Je m'attendais presque à voir des curieux défiler à l'infirmerie, mais ce ne fut pas le cas, et Gaby mentionna en passant que Jeb n'y était pas pour rien. Ainsi, en vingt-quatre heures, je ne vis que Gaby et Candy, ainsi que Jared et Mélanie, beaucoup plus brièvement. Le seul incident à relever se déroula au milieu de la nuit, alors que je m'étais assoupie contre Kyle. J'avais rapproché ma paillasse de la sienne, les collant l'une à l'autre, et en m'endormant je m'étais affaissée sur le côté, passant de la position assise à la position allongée, mon front contre le nez de Kyle. Je me souvenais que son souffle, lent et régulier, chatouillait ma peau à chacune de ses expirations, et que ce petit signe de vie m'avait remplie de bonheur, alors même que j'étais encore à moitié dans les bras de Morphée. Puis je m'étais figée, soudain consciente d'avoir été réveillée par un bruit non loin de moi. Immobile, le cœur battant la chamade, j'avais gardé mes paupières closes, écoutant avec attention. A travers elles, je percevais une vague lueur, et je sus que la personne qui venait d'entrer dans l'infirmerie portait une lampe. « Alors c'est vrai », entendis-je. La voix m'était familière, mais je l'identifiai surtout à cause du ton employé, monocorde et terne. « C'est vraiment vrai », répéta la voix de Sharon, mais cette-fois je devinai colère et rancœur qui suintaient de ses mots.
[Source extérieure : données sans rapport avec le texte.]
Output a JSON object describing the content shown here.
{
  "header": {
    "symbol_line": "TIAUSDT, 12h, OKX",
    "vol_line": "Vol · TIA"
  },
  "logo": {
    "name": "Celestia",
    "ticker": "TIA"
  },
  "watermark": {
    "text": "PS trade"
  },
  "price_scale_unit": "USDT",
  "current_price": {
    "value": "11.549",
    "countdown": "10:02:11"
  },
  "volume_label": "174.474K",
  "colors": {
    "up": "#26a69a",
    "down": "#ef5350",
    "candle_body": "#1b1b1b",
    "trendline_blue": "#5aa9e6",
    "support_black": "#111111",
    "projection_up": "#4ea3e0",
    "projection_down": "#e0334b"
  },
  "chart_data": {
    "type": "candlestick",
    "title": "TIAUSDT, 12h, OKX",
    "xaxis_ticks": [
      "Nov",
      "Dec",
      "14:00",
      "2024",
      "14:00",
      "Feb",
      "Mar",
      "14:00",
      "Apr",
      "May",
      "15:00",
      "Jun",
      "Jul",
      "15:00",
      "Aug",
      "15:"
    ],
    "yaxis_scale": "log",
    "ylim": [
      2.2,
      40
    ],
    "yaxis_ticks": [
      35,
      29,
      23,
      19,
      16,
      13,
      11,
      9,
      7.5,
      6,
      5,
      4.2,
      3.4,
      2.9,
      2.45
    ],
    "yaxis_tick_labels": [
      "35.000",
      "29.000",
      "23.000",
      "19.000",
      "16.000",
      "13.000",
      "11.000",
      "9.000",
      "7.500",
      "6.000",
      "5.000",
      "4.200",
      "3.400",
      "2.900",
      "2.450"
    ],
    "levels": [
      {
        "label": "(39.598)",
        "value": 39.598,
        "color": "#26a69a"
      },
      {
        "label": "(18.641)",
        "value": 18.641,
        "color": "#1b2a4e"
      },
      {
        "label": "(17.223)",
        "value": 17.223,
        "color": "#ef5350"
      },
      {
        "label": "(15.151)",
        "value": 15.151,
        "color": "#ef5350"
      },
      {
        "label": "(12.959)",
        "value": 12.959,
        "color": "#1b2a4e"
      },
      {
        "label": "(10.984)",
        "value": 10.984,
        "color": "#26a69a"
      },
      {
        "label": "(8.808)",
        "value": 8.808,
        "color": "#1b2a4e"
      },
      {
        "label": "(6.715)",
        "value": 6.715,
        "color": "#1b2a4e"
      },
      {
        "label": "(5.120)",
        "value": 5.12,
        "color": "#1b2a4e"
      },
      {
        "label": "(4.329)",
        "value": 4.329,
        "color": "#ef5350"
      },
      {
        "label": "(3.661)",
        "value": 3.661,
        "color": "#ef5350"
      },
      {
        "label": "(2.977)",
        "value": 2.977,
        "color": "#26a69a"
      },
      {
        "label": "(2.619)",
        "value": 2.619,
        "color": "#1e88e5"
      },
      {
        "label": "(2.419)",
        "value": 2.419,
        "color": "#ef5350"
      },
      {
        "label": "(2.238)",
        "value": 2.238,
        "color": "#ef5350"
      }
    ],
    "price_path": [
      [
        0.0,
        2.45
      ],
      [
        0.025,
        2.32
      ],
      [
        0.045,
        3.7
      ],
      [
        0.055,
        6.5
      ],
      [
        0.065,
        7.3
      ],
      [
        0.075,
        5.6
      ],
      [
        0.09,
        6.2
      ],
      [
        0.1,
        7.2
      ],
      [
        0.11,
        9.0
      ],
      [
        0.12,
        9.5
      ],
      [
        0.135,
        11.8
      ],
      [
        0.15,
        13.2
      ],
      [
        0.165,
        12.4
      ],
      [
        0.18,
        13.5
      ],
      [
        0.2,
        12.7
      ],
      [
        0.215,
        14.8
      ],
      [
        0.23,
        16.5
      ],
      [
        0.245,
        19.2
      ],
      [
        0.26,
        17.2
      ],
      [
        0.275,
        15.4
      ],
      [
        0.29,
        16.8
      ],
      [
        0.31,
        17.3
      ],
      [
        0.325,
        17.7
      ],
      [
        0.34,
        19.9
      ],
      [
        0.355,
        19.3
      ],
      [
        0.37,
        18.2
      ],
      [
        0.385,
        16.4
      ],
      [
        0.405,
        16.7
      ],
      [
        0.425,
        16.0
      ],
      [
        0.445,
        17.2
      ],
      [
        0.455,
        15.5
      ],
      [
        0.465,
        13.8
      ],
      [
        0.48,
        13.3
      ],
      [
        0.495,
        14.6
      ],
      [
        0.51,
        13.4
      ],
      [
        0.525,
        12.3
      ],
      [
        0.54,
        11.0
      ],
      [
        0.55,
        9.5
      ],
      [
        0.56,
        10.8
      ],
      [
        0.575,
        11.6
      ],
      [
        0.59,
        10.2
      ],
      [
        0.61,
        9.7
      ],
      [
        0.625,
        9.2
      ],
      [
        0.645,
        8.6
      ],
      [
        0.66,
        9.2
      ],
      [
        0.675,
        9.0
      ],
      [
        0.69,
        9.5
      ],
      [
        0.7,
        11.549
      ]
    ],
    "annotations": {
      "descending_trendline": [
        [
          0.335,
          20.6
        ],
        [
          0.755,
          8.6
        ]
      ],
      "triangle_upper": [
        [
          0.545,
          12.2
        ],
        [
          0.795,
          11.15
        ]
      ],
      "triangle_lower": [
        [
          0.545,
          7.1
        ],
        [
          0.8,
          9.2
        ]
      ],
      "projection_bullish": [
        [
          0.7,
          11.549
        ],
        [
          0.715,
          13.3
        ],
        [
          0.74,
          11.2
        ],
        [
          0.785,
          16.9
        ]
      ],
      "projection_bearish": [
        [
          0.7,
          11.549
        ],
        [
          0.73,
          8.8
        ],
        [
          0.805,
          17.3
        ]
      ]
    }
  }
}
Elle n'avait rien ajouté. Elle s'était tenue là, silencieuse, puis avait tourné les talons, et le bruit de ses pas s'éloignant m'avait laissée tremblante et apeurée. J'avais appris à ne plus craindre les humains, mais Sharon me terrifiait plus que quiconque. Quand elle se contenter d'errer, le regard vide, j'arrivais à la prendre en pitié et à me sentir désolée pour elle, mais lorsqu'elle laissait entrevoir sa haine et son dégoût pour mon espèce...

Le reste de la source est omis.